Vários registos e ensaios clínicos têm vindo a demonstrar a eficácia e segurança desta técnica. Num estudo aleatorizado e multicêntrico que envolveu 106 doentes com HTA resistente (Symplicity HTN-2), verificou-se uma descida de 32mmHg na TA sistólica e de 12mmHg na TA diastólica aos 6 meses no grupo submetido a ablação5. No Symplicity-HTN 2, os doentes teriam critérios de inclusão se estivessem previamente medicados com ≥ 3 fármacos anti-hipertensores (incluindo um diurético) e a redução verificada nos valores tensionais foi obtida com manutenção, por protocolo, da medicação anti-hipertensora prévia. No entanto, a população incluída no estudo estava medicada, em média, com 5,3 fármacos. Assim, nesta experiência inicial optamos por incluir doentes com ≥ 4 fármacos anti-hipertensores e nos 2 casos aqui relatados, optou-se por interromper o beta-bloqueante após o procedimento.
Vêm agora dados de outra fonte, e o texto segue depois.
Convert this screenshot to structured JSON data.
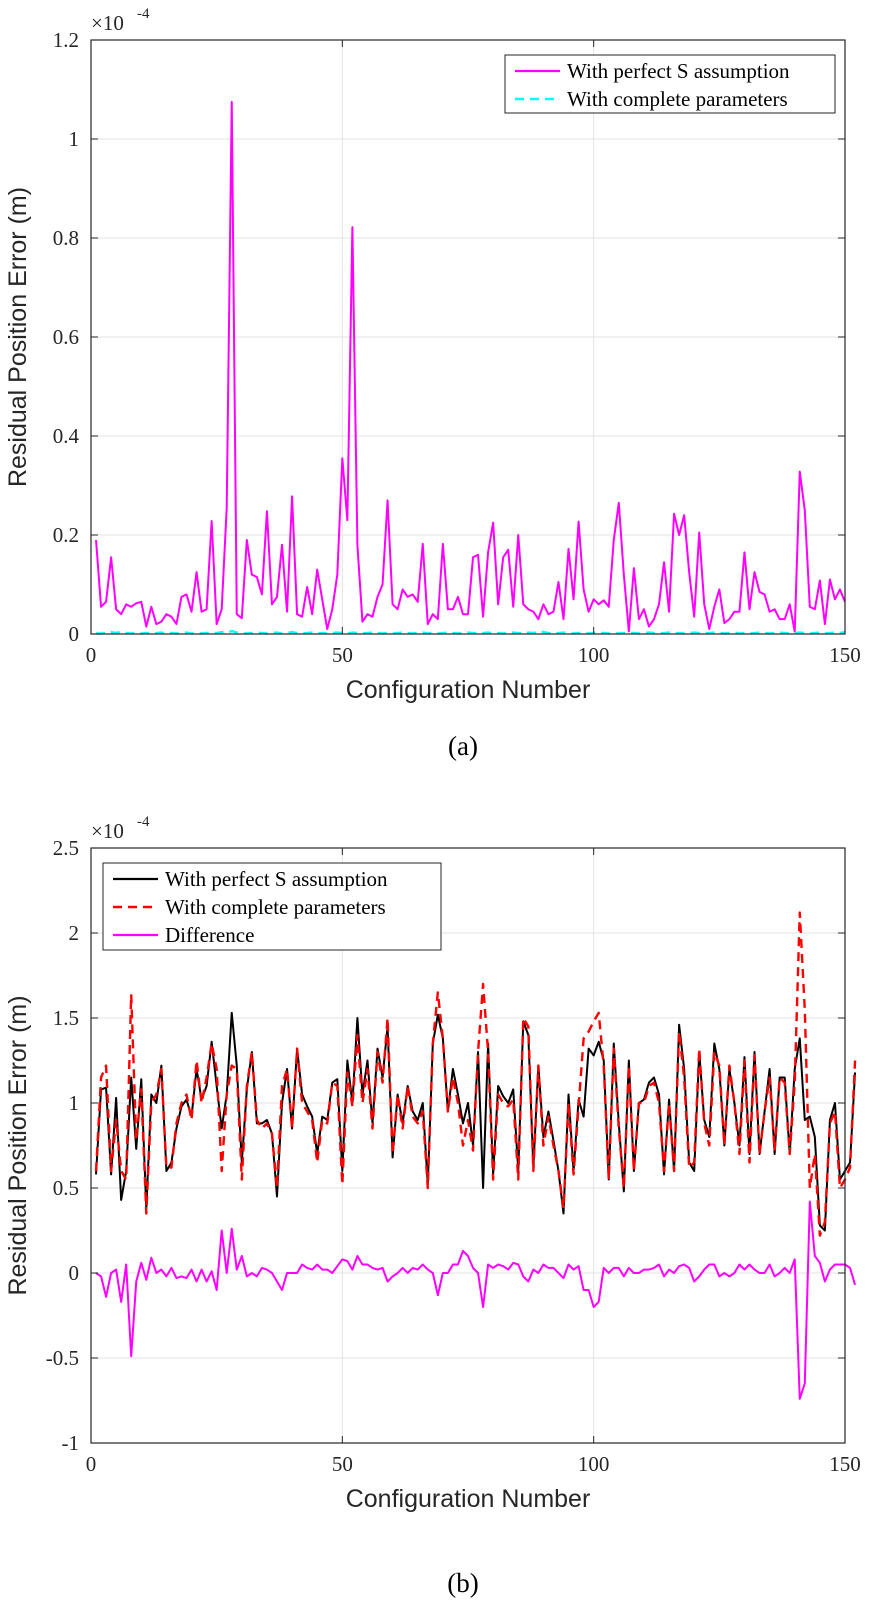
{
  "chart_data": [
    {
      "type": "line",
      "caption": "(a)",
      "xlabel": "Configuration Number",
      "ylabel": "Residual Position Error (m)",
      "y_multiplier_base": "×10",
      "y_multiplier_exp": "-4",
      "xlim": [
        0,
        150
      ],
      "ylim": [
        0,
        1.2
      ],
      "xticks": [
        0,
        50,
        100,
        150
      ],
      "yticks": [
        0,
        0.2,
        0.4,
        0.6,
        0.8,
        1,
        1.2
      ],
      "ytick_labels": [
        "0",
        "0.2",
        "0.4",
        "0.6",
        "0.8",
        "1",
        "1.2"
      ],
      "grid": true,
      "legend_position": "top-right",
      "series": [
        {
          "name": "With perfect S assumption",
          "color": "#ff00ff",
          "dash": "solid",
          "values": [
            0.19,
            0.055,
            0.065,
            0.155,
            0.05,
            0.04,
            0.06,
            0.055,
            0.062,
            0.065,
            0.015,
            0.055,
            0.02,
            0.025,
            0.04,
            0.035,
            0.02,
            0.075,
            0.08,
            0.045,
            0.125,
            0.045,
            0.05,
            0.228,
            0.02,
            0.05,
            0.255,
            1.075,
            0.04,
            0.032,
            0.19,
            0.12,
            0.115,
            0.08,
            0.248,
            0.06,
            0.075,
            0.18,
            0.045,
            0.278,
            0.04,
            0.035,
            0.095,
            0.04,
            0.13,
            0.07,
            0.01,
            0.05,
            0.12,
            0.355,
            0.23,
            0.822,
            0.18,
            0.025,
            0.04,
            0.035,
            0.075,
            0.1,
            0.27,
            0.06,
            0.05,
            0.09,
            0.075,
            0.08,
            0.065,
            0.182,
            0.02,
            0.04,
            0.03,
            0.182,
            0.05,
            0.05,
            0.075,
            0.04,
            0.04,
            0.155,
            0.16,
            0.035,
            0.165,
            0.225,
            0.06,
            0.155,
            0.17,
            0.055,
            0.2,
            0.06,
            0.05,
            0.045,
            0.03,
            0.06,
            0.04,
            0.045,
            0.105,
            0.03,
            0.172,
            0.07,
            0.227,
            0.09,
            0.045,
            0.07,
            0.06,
            0.068,
            0.055,
            0.19,
            0.265,
            0.12,
            0.005,
            0.133,
            0.03,
            0.05,
            0.015,
            0.03,
            0.06,
            0.145,
            0.045,
            0.243,
            0.2,
            0.24,
            0.125,
            0.035,
            0.205,
            0.06,
            0.01,
            0.055,
            0.09,
            0.022,
            0.03,
            0.045,
            0.045,
            0.165,
            0.05,
            0.125,
            0.085,
            0.08,
            0.045,
            0.05,
            0.03,
            0.03,
            0.06,
            0.005,
            0.328,
            0.25,
            0.055,
            0.05,
            0.108,
            0.02,
            0.11,
            0.07,
            0.09,
            0.065
          ]
        },
        {
          "name": "With complete parameters",
          "color": "#00ffff",
          "dash": "dashed",
          "values": [
            0.001,
            0.001,
            0.002,
            0.004,
            0.002,
            0.005,
            0.002,
            0.001,
            0.003,
            0.001,
            0.002,
            0.001,
            0.002,
            0.003,
            0.001,
            0.002,
            0.001,
            0.002,
            0.003,
            0.001,
            0.002,
            0.001,
            0.002,
            0.003,
            0.002,
            0.004,
            0.002,
            0.006,
            0.003,
            0.002,
            0.001,
            0.002,
            0.003,
            0.002,
            0.001,
            0.002,
            0.003,
            0.001,
            0.002,
            0.004,
            0.002,
            0.001,
            0.002,
            0.003,
            0.001,
            0.002,
            0.001,
            0.002,
            0.003,
            0.002,
            0.001,
            0.003,
            0.002,
            0.001,
            0.002,
            0.003,
            0.002,
            0.001,
            0.002,
            0.001,
            0.002,
            0.003,
            0.002,
            0.001,
            0.002,
            0.003,
            0.001,
            0.002,
            0.001,
            0.002,
            0.003,
            0.002,
            0.001,
            0.002,
            0.003,
            0.002,
            0.001,
            0.002,
            0.003,
            0.001,
            0.002,
            0.001,
            0.002,
            0.003,
            0.002,
            0.001,
            0.003,
            0.002,
            0.005,
            0.004,
            0.002,
            0.001,
            0.002,
            0.003,
            0.002,
            0.001,
            0.002,
            0.003,
            0.001,
            0.002,
            0.003,
            0.002,
            0.001,
            0.002,
            0.001,
            0.002,
            0.003,
            0.002,
            0.001,
            0.002,
            0.003,
            0.002,
            0.001,
            0.002,
            0.003,
            0.001,
            0.002,
            0.001,
            0.002,
            0.003,
            0.002,
            0.001,
            0.002,
            0.003,
            0.002,
            0.001,
            0.002,
            0.003,
            0.001,
            0.002,
            0.001,
            0.002,
            0.003,
            0.002,
            0.001,
            0.002,
            0.003,
            0.002,
            0.001,
            0.002,
            0.003,
            0.002,
            0.001,
            0.002,
            0.003,
            0.001,
            0.002,
            0.003,
            0.002,
            0.004
          ]
        }
      ]
    },
    {
      "type": "line",
      "caption": "(b)",
      "xlabel": "Configuration Number",
      "ylabel": "Residual Position Error (m)",
      "y_multiplier_base": "×10",
      "y_multiplier_exp": "-4",
      "xlim": [
        0,
        150
      ],
      "ylim": [
        -1,
        2.5
      ],
      "xticks": [
        0,
        50,
        100,
        150
      ],
      "yticks": [
        -1,
        -0.5,
        0,
        0.5,
        1,
        1.5,
        2,
        2.5
      ],
      "ytick_labels": [
        "-1",
        "-0.5",
        "0",
        "0.5",
        "1",
        "1.5",
        "2",
        "2.5"
      ],
      "grid": true,
      "legend_position": "top-left",
      "series": [
        {
          "name": "With perfect S assumption",
          "color": "#000000",
          "dash": "solid",
          "values": [
            0.58,
            1.08,
            1.09,
            0.58,
            1.03,
            0.43,
            0.6,
            1.15,
            0.73,
            1.14,
            0.38,
            1.05,
            1.0,
            1.22,
            0.6,
            0.65,
            0.85,
            0.98,
            1.02,
            0.92,
            1.2,
            1.02,
            1.1,
            1.36,
            1.1,
            0.85,
            1.05,
            1.53,
            1.22,
            0.65,
            1.08,
            1.3,
            0.88,
            0.88,
            0.9,
            0.82,
            0.45,
            1.0,
            1.2,
            0.85,
            1.32,
            1.05,
            0.98,
            0.92,
            0.7,
            0.92,
            0.9,
            1.12,
            1.14,
            0.6,
            1.25,
            1.0,
            1.5,
            1.05,
            1.25,
            0.88,
            1.32,
            1.15,
            1.45,
            0.68,
            1.05,
            0.88,
            1.1,
            0.95,
            0.9,
            1.0,
            0.52,
            1.35,
            1.52,
            1.38,
            0.95,
            1.2,
            1.05,
            0.88,
            1.0,
            0.75,
            1.3,
            0.5,
            1.35,
            0.58,
            1.1,
            1.04,
            1.0,
            1.08,
            0.6,
            1.48,
            1.4,
            0.62,
            1.22,
            0.8,
            0.95,
            0.78,
            0.6,
            0.35,
            1.05,
            0.6,
            1.02,
            0.92,
            1.32,
            1.28,
            1.36,
            1.25,
            0.55,
            1.35,
            0.88,
            0.48,
            1.25,
            0.6,
            1.0,
            1.02,
            1.12,
            1.15,
            1.05,
            0.58,
            1.02,
            0.6,
            1.46,
            1.2,
            0.65,
            0.6,
            1.3,
            0.9,
            0.8,
            1.35,
            1.2,
            0.75,
            1.2,
            1.0,
            0.75,
            1.27,
            0.7,
            1.3,
            0.7,
            0.95,
            1.2,
            0.7,
            1.15,
            1.15,
            0.7,
            1.2,
            1.38,
            0.9,
            0.92,
            0.8,
            0.28,
            0.25,
            0.9,
            1.0,
            0.55,
            0.6,
            0.65,
            1.18
          ]
        },
        {
          "name": "With complete parameters",
          "color": "#ff0000",
          "dash": "dashed",
          "values": [
            0.6,
            1.15,
            1.22,
            0.6,
            0.9,
            0.6,
            0.55,
            1.64,
            0.78,
            1.08,
            0.35,
            1.0,
            1.05,
            1.2,
            0.62,
            0.62,
            0.88,
            1.0,
            1.05,
            0.9,
            1.25,
            1.0,
            1.15,
            1.35,
            1.2,
            0.6,
            1.05,
            1.22,
            1.2,
            0.55,
            1.1,
            1.3,
            0.9,
            0.85,
            0.88,
            0.82,
            0.5,
            1.1,
            1.2,
            0.85,
            1.32,
            1.0,
            0.95,
            0.9,
            0.65,
            0.9,
            0.88,
            1.12,
            1.1,
            0.52,
            1.18,
            0.98,
            1.4,
            1.0,
            1.2,
            0.85,
            1.3,
            1.12,
            1.5,
            0.7,
            1.05,
            0.85,
            1.1,
            0.92,
            0.88,
            0.95,
            0.5,
            1.35,
            1.65,
            1.38,
            0.95,
            1.15,
            1.0,
            0.75,
            0.9,
            0.72,
            1.3,
            1.7,
            1.3,
            0.55,
            1.05,
            1.0,
            0.98,
            1.02,
            0.55,
            1.5,
            1.45,
            0.6,
            1.22,
            0.75,
            0.92,
            0.75,
            0.6,
            0.38,
            1.0,
            0.58,
            0.98,
            1.38,
            1.42,
            1.48,
            1.53,
            1.22,
            0.55,
            1.32,
            0.85,
            0.5,
            1.22,
            0.6,
            1.0,
            1.0,
            1.1,
            1.12,
            1.0,
            0.6,
            1.0,
            0.6,
            1.42,
            1.15,
            0.62,
            0.65,
            1.32,
            0.88,
            0.75,
            1.3,
            1.22,
            0.75,
            1.22,
            1.0,
            0.7,
            1.25,
            0.65,
            1.28,
            0.7,
            0.95,
            1.15,
            0.72,
            1.15,
            1.12,
            0.7,
            1.12,
            2.12,
            1.55,
            0.5,
            0.7,
            0.22,
            0.3,
            0.88,
            0.95,
            0.5,
            0.55,
            0.62,
            1.25
          ]
        },
        {
          "name": "Difference",
          "color": "#ff00ff",
          "dash": "solid",
          "values": [
            0.0,
            -0.02,
            -0.14,
            0.0,
            0.02,
            -0.17,
            0.05,
            -0.49,
            -0.05,
            0.06,
            -0.04,
            0.09,
            0.0,
            0.02,
            -0.02,
            0.03,
            -0.03,
            -0.02,
            -0.03,
            0.02,
            -0.05,
            0.02,
            -0.05,
            0.01,
            -0.1,
            0.25,
            0.0,
            0.26,
            0.02,
            0.1,
            -0.02,
            0.0,
            -0.02,
            0.03,
            0.02,
            0.0,
            -0.05,
            -0.1,
            0.0,
            0.0,
            0.0,
            0.05,
            0.03,
            0.02,
            0.05,
            0.02,
            0.02,
            0.0,
            0.04,
            0.08,
            0.07,
            0.02,
            0.1,
            0.05,
            0.05,
            0.03,
            0.02,
            0.03,
            -0.05,
            -0.02,
            0.0,
            0.03,
            0.0,
            0.03,
            0.02,
            0.05,
            0.02,
            0.0,
            -0.13,
            0.0,
            0.0,
            0.05,
            0.05,
            0.13,
            0.1,
            0.03,
            0.0,
            -0.2,
            0.05,
            0.03,
            0.05,
            0.04,
            0.02,
            0.06,
            0.05,
            -0.02,
            -0.05,
            0.02,
            0.0,
            0.05,
            0.03,
            0.03,
            0.0,
            -0.03,
            0.05,
            0.02,
            0.04,
            -0.1,
            -0.1,
            -0.2,
            -0.17,
            0.03,
            0.0,
            0.03,
            0.03,
            -0.02,
            0.03,
            0.0,
            0.0,
            0.02,
            0.02,
            0.03,
            0.05,
            -0.02,
            0.02,
            0.0,
            0.04,
            0.05,
            0.03,
            -0.05,
            -0.02,
            0.02,
            0.05,
            0.05,
            -0.02,
            0.0,
            -0.02,
            0.0,
            0.05,
            0.02,
            0.05,
            0.02,
            0.0,
            0.0,
            0.05,
            -0.02,
            0.0,
            0.03,
            0.0,
            0.08,
            -0.74,
            -0.65,
            0.42,
            0.1,
            0.06,
            -0.05,
            0.02,
            0.05,
            0.05,
            0.05,
            0.03,
            -0.07
          ]
        }
      ]
    }
  ]
}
Tratando-se de uma experiência inicial, o motivo esteve relacionado com precaução em relação a um eventual efeito aditivo da medicação e do procedimento de ablação da atividade simpática, cujo potencial efeito nas vias aferentes poderia conduzir de alguma forma a uma redução do tónus simpático sistémico dos doentes.
A eficácia desta técnica está relacionada com a redução da atividade simpática aferente e eferente, que tem um importante papel na fisiopatologia da hipertensão arterial. A enervação eferente renal aumenta a produção de renina e consequente ativação do eixo renina-angiotensina-aldosterona, para a retenção de sódio e diminuição do fluxo sanguíneo renal. Por outro lado, a enervação aferente aumenta o drive simpático central, que, por sua vez, poderá estar implicado na fisiopatologia de outras entidades clínicas, nomeadamente na resistência à insulina9, na hipertrofia ventricular esquerda, na insuficiência cardíaca e na apneia do sono10. Estas patologias poderão ser minoradas ou melhoradas pela ablação das artérias renais, ampliando o benefício proporcionado pelo controlo dos níveis tensionais e alargando o leque de potenciais aplicações futuras desta técnica.
ConclusõesEstes 2 casos clínicos servem para ilustrar a exequibilidade e marcam o início da aplicação em Portugal a 25 de julho de 2011 de uma nova técnica de Cardiologia de Intervenção para tratamento de doentes com hipertensão arterial resistente. Esta técnica baseia-se na ablação da atividade simpática renal por radiofrequência, tendo-se mostrado bastante promissora em ensaios clínicos multicêntricos recentemente publicados.
Conflito de interessesOs autores declaram não haver conflito de interesses.